What Moscow has to say in response
The accusations against Russia of the poisoning of former GRU colonel Sergey Skripal and his daughter Yulia in Britain are provocative in nature and are aimed, in particular, to undermine confidence in Russia as the host of the World Cup 2018, a message posted on the website of the Russian Foreign Ministry said.
"We have repeatedly warned before that on the eve of the World Cup in Russia, Western media would launch a full-scale media campaign to discredit Russia as the host of the sports event."
"As we expected, the British are particularly active. They can not forgive Russia for the fact that it was our country that got the right to host the 2018 World Cup." The British media call the general public to boycott the upcoming World Cup, and such suggestions come not only from journalists, but also from officials, particularly from Foreign Minister Boris Johnson and Chairman of the Committee on Foreign Affairs of the House of Commons, Tom Tugendhat. All this is based on the poisoning of Skripal, even though the investigation into the incident has not even started yet," representatives for the Russian Foreign Ministry said.
"This, however, has not stopped British politicians from concluding that Russia was involved in the case, but they want to punish Russia now, by, for example, refusing to go to the World Cup. At the same time, though, they have not decided who should boycott the event - whether it should be members of the royal family, officials or the national football team of England? We want to say it again that such bogus stories that flame anti-Russian hysteria can only complicate the relations between our countries and cause damage to the world of sports," Russian officials also said.
Maria Zakharova, an official spokesperson for the Russian Foreign Ministry, said that Theresa May's speech at the parliament was a circus show.
"This is a circus show at the British parliament. The conclusion is obvious: another media and political campaign based on provocation. Before they tell new fairytales, let someone in the kingdom report about the outcomes of the old ones - about Litvinenko, Berezovsky, Perepilichny and many others, who died mysterious deaths in Britain. The Grimpen Mire still has many secrets untold," Zakharova said.
A member of the Federation Council, a veteran of the Foreign Intelligence Service, Igor Morozov, did not rule out the severance of diplomatic relations between Russia and the UK.
"There are few precedents of similar political pressure and blackmail, and all of them ended with either termination of diplomatic ties or their restriction in the form of recall of ambassadors," Morozov said, RIA Novosti reports.

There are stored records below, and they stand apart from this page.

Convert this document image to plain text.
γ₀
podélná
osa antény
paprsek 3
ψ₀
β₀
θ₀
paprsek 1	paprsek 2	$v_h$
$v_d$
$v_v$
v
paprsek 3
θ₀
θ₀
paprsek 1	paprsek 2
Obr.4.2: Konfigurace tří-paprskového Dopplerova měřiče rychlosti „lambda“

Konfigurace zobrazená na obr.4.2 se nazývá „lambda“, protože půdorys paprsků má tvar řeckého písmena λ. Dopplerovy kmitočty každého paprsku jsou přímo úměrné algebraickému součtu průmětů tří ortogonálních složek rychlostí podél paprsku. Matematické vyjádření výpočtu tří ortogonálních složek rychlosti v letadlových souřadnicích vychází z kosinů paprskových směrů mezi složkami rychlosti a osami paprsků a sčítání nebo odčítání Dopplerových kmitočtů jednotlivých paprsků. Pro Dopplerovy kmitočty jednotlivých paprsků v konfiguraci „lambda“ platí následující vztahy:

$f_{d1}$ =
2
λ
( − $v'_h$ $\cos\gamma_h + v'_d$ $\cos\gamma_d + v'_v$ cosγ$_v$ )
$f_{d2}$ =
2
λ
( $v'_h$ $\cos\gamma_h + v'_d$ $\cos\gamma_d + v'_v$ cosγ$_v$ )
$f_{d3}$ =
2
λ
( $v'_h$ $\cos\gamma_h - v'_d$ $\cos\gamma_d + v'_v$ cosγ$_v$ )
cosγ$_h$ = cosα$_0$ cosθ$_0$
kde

"The British should know that they will come across a very tough response from Russia, and our position will be restrained, adequate, but tough. We will see what the London move will be before we respond to this challenge accordingly," the senator said.
What did Washington say on the subject?
White House spokeswoman Sarah Sanders did not answer a question about Russia's alleged involvement in the poisoning of Sergei Skripal and his daughter Yulia in the UK. She only said that Britain was investigating the incident, which Sanders called "reckless." "The attack was reckless, indiscriminate, and irresponsible," Sanders said at the daily White House press briefing.
On March 4, former Colonel GRU Sergei Skripal and his daughter Yulia were hospitalised in critical condition in the city of Salisbury. Skripal was granted asylum in Britain after Russia and the UK exchanged intelligence officers in 2010.
It is worthy of note that the leaders of the intelligence services stick to the unwritten code of immunity in relation to disclosed agents's family members.
Nikolai Kovalev, former chief of the Federal Security Bureau, said that there are such verbal agreements and unwritten laws that virtually all intelligence services of the world follow indeed.
"Intelligence officer's family is inviolable, because if one starts acting through one's wife or children, this process will become irreversible and it can turn into blood feud," Kovalev said. The same principles apply to the agents who have been exchanged, Kovalev added.
"Sergei Skripal was convicted 12 years ago, and it just so happens that Russia had to wait for 12 years to do it on the eve of the presidential election. Turn the logic on, guys. In this case, the logic is simply missing," said Kovalev.